The Philippines has seen an increase in intensity and frequency of typhoons over the last decade. Prolonged wet and dry seasons have also been experienced in the country, making agriculture a vulnerable sector.
The online training conducted by the Community Innovations Studies Center (CISC), UPLB College of Public Affairs and Development focused on “Community Preparedness and Resilience to the Challenges of Climate Change.” Held from Apr 25 to 29, the training recognized the need to enhance the capacities of agriculture practitioners as they work directly with local communities, particularly farmers and fishers.
Fourteen training participants from various attached agencies and field offices of the Department of Agriculture (DA) attended the 5-day training. They were technical staff from the Bureau of Agricultural Research, Bureau of Fisheries and Aquatic Resources, National Fisheries Research and Development Institute, Climate Resilient Agriculture Office, and DA Regional Field Offices of MIMAROPA and the Cordillera Administrative Region.
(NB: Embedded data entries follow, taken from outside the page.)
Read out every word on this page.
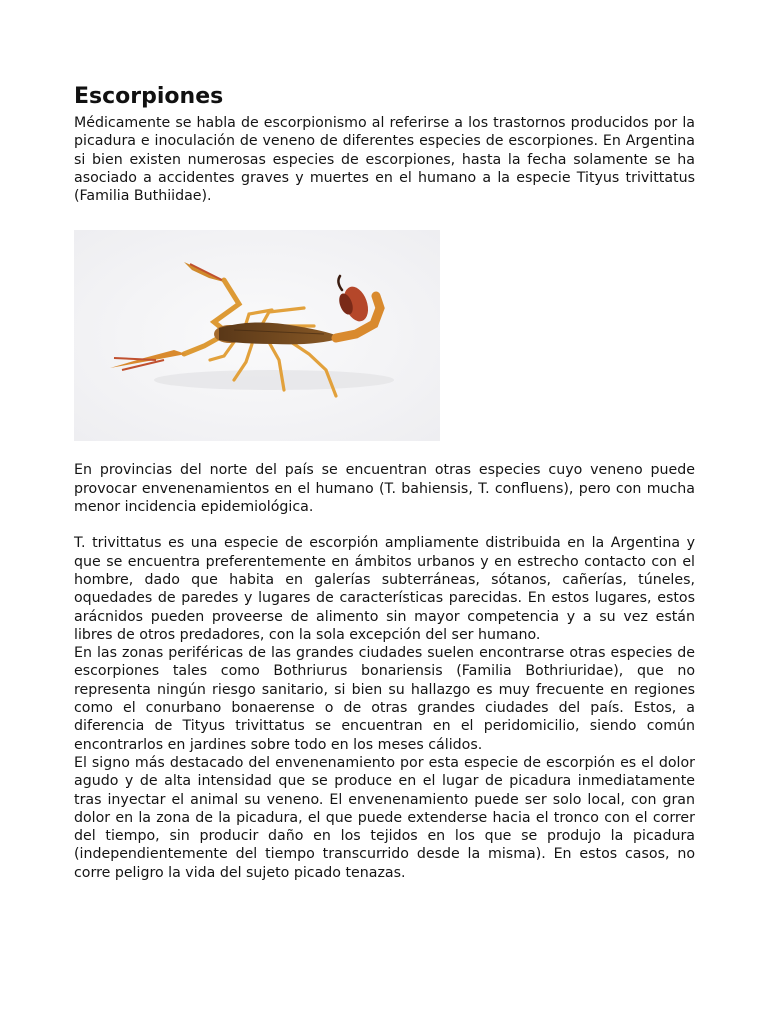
Escorpiones

Médicamente se habla de escorpionismo al referirse a los trastornos producidos por la picadura e inoculación de veneno de diferentes especies de escorpiones. En Argentina si bien existen numerosas especies de escorpiones, hasta la fecha solamente se ha asociado a accidentes graves y muertes en el humano a la especie Tityus trivittatus (Familia Buthiidae).

En provincias del norte del país se encuentran otras especies cuyo veneno puede provocar envenenamientos en el humano (T. bahiensis, T. confluens), pero con mucha menor incidencia epidemiológica.

T. trivittatus es una especie de escorpión ampliamente distribuida en la Argentina y que se encuentra preferentemente en ámbitos urbanos y en estrecho contacto con el hombre, dado que habita en galerías subterráneas, sótanos, cañerías, túneles, oquedades de paredes y lugares de características parecidas. En estos lugares, estos arácnidos pueden proveerse de alimento sin mayor competencia y a su vez están libres de otros predadores, con la sola excepción del ser humano.

En las zonas periféricas de las grandes ciudades suelen encontrarse otras especies de escorpiones tales como Bothriurus bonariensis (Familia Bothriuridae), que no representa ningún riesgo sanitario, si bien su hallazgo es muy frecuente en regiones como el conurbano bonaerense o de otras grandes ciudades del país. Estos, a diferencia de Tityus trivittatus se encuentran en el peridomicilio, siendo común encontrarlos en jardines sobre todo en los meses cálidos.

El signo más destacado del envenenamiento por esta especie de escorpión es el dolor agudo y de alta intensidad que se produce en el lugar de picadura inmediatamente tras inyectar el animal su veneno. El envenenamiento puede ser solo local, con gran dolor en la zona de la picadura, el que puede extenderse hacia el tronco con el correr del tiempo, sin producir daño en los tejidos en los que se produjo la picadura (independientemente del tiempo transcurrido desde la misma). En estos casos, no corre peligro la vida del sujeto picado tenazas.
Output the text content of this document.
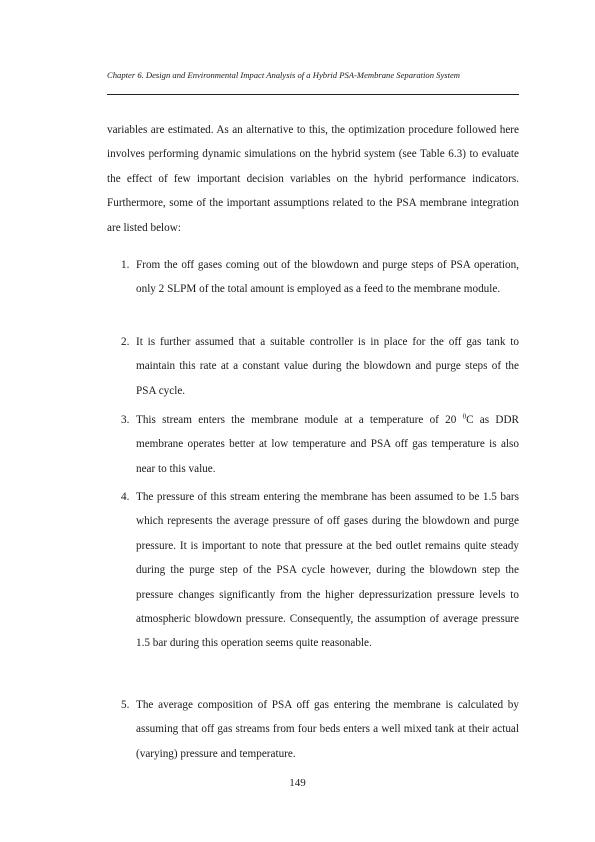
Chapter 6. Design and Environmental Impact Analysis of a Hybrid PSA-Membrane Separation System

variables are estimated. As an alternative to this, the optimization procedure followed here involves performing dynamic simulations on the hybrid system (see Table 6.3) to evaluate the effect of few important decision variables on the hybrid performance indicators. Furthermore, some of the important assumptions related to the PSA membrane integration are listed below:

1. From the off gases coming out of the blowdown and purge steps of PSA operation, only 2 SLPM of the total amount is employed as a feed to the membrane module.

2. It is further assumed that a suitable controller is in place for the off gas tank to maintain this rate at a constant value during the blowdown and purge steps of the PSA cycle.

3. This stream enters the membrane module at a temperature of 20 $^0$C as DDR membrane operates better at low temperature and PSA off gas temperature is also near to this value.

4. The pressure of this stream entering the membrane has been assumed to be 1.5 bars which represents the average pressure of off gases during the blowdown and purge pressure. It is important to note that pressure at the bed outlet remains quite steady during the purge step of the PSA cycle however, during the blowdown step the pressure changes significantly from the higher depressurization pressure levels to atmospheric blowdown pressure. Consequently, the assumption of average pressure 1.5 bar during this operation seems quite reasonable.

5. The average composition of PSA off gas entering the membrane is calculated by assuming that off gas streams from four beds enters a well mixed tank at their actual (varying) pressure and temperature.

149
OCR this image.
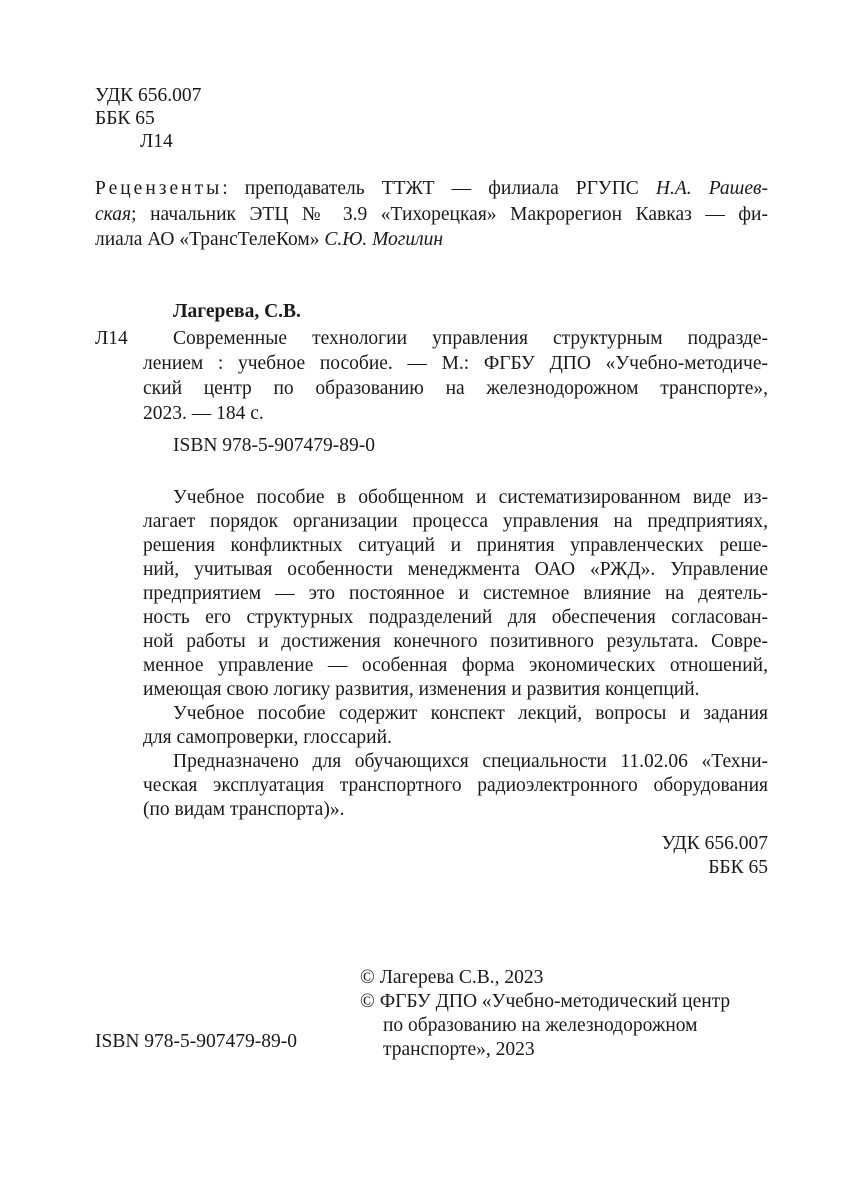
УДК 656.007
ББК 65
Л14
Рецензенты: преподаватель ТТЖТ — филиала РГУПС Н.А. Рашев-
ская; начальник ЭТЦ № 3.9 «Тихорецкая» Макрорегион Кавказ — фи-
лиала АО «ТрансТелеКом» С.Ю. Могилин
Лагерева, С.В.
Л14 Современные технологии управления структурным подразде-
лением : учебное пособие. — М.: ФГБУ ДПО «Учебно-методиче-
ский центр по образованию на железнодорожном транспорте»,
2023. — 184 с.
ISBN 978-5-907479-89-0
Учебное пособие в обобщенном и систематизированном виде из-
лагает порядок организации процесса управления на предприятиях,
решения конфликтных ситуаций и принятия управленческих реше-
ний, учитывая особенности менеджмента ОАО «РЖД». Управление
предприятием — это постоянное и системное влияние на деятель-
ность его структурных подразделений для обеспечения согласован-
ной работы и достижения конечного позитивного результата. Совре-
менное управление — особенная форма экономических отношений,
имеющая свою логику развития, изменения и развития концепций.
Учебное пособие содержит конспект лекций, вопросы и задания
для самопроверки, глоссарий.
Предназначено для обучающихся специальности 11.02.06 «Техни-
ческая эксплуатация транспортного радиоэлектронного оборудования
(по видам транспорта)».
УДК 656.007
ББК 65
© Лагерева С.В., 2023
© ФГБУ ДПО «Учебно-методический центр
по образованию на железнодорожном
транспорте», 2023
ISBN 978-5-907479-89-0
The said training covered three modules: 1) Awareness Raising on Climate Change; 2) Climate Change Mitigation, Adaptation, and Resilience; and 3) Participatory Community Resiliency Action Planning. The first two were delivered through lectures, while the last module was done through a workshop.
“It is important to start with laying down the foundation on the basic concepts, so all participants understand what climate change is,” Samantha Geraldine G. De los Santos, one of the training facilitators, said. In her lecture, De los Santos also shared the latest reports on climate change.
Meanwhile, the action planning workshop was conducted to help the participants identify and analyze the problems of fishing and farming communities and identify possible interventions. They also listed down activities to monitor and evaluate the interventions identified.
Aside from recognizing the value of an action plan, the participants also highlighted the importance of collaboration among local and national government institutions.
“Community participation and mobilization are very essential in building resilient communities to face the challenges of climate change,” one participant also noted.
The participation of regional and national institutions in the training acknowledged the shared responsibility of communities and the government to mitigate the risks of and adapt to climate change. The training is part of the research project of the UPLB Office of the Vice Chancellor for Research and Extension titled “Revitalizing the Technical Capabilities of the Department of Agriculture in Support towards Transformative Programs for Agriculture and Fisheries.”